Δ including only the epithelial ovarian cancer patients who underwent CRS+HIPEC

However, the main limitations of the present study were its retrospective design, the small number of the patient cohort, and relatively short follow-up period. On the other hand, strengths of the study were that it was consisted mainly of platinum-resistant EOC patients and conducted in one center. In fact, conducting the study in a single center has been an advantage due to the establishment of the standard HIPEC protocol for each case.
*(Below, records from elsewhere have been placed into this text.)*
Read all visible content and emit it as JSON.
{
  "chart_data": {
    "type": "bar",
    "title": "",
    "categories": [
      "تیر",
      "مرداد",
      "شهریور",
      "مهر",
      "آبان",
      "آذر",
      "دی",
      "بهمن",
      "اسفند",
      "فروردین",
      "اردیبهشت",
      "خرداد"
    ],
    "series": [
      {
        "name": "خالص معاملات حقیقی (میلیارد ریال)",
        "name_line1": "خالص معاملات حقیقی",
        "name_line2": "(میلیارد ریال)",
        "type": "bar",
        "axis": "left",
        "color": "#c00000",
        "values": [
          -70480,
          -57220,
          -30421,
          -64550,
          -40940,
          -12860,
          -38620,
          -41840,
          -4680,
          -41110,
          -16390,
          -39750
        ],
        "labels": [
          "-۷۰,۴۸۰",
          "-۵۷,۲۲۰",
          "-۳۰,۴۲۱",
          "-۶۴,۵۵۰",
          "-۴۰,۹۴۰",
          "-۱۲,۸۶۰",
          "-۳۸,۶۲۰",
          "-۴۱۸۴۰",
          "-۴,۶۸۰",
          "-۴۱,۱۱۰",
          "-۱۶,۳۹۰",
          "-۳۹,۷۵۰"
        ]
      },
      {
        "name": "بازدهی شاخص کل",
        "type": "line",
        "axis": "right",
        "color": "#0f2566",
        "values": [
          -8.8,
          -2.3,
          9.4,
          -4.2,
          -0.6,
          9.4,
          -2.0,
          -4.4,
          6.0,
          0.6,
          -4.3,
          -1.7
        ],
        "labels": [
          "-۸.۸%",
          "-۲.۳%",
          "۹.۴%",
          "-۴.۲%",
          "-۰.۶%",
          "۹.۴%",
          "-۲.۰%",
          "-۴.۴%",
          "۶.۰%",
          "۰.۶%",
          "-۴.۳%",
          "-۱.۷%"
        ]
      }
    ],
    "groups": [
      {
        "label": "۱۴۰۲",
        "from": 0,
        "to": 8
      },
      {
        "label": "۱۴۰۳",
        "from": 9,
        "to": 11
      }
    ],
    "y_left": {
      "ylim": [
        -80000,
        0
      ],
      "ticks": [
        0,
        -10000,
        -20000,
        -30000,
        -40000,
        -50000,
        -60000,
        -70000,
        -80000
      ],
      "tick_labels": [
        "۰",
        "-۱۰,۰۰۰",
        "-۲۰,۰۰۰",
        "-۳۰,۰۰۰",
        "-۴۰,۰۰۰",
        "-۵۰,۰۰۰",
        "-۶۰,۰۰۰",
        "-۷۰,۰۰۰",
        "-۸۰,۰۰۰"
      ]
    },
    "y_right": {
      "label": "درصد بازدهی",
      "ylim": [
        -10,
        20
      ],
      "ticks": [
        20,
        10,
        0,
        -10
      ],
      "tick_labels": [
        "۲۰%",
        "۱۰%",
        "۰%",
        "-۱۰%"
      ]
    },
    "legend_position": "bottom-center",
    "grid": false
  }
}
In conclusion, CRS+HIPEC might be administered in gynecological cancers with peritoneal spread, particularly in EOC. However, available data suggest that it is still early to consider HIPEC as an additional therapy to cytoreductive surgery in patients with EOC. In addition, the group of patients who will benefit the most through this treatment is still undefined. The present study was notable as it suggested that HIPEC administration during CRS was not associated with adverse outcomes in the platinum-resistant EOC cohort. In addition, patients with recurrent EOC who had no visible residual disease at the end of cytoreductive surgery, though not statistically significant, had longer OS. Finally, CRS+HIPEC procedures had acceptable severe morbidity and mortality rates. In this context, it is clear that large-scale randomized prospective studies are needed on the subject of HIPEC. The results of large-scale randomized phase III Italian HORSE (NCT01376752) and French CHIPOR (NCT01376752) studies evaluating HIPEC in patients with EOC are expected to be announced.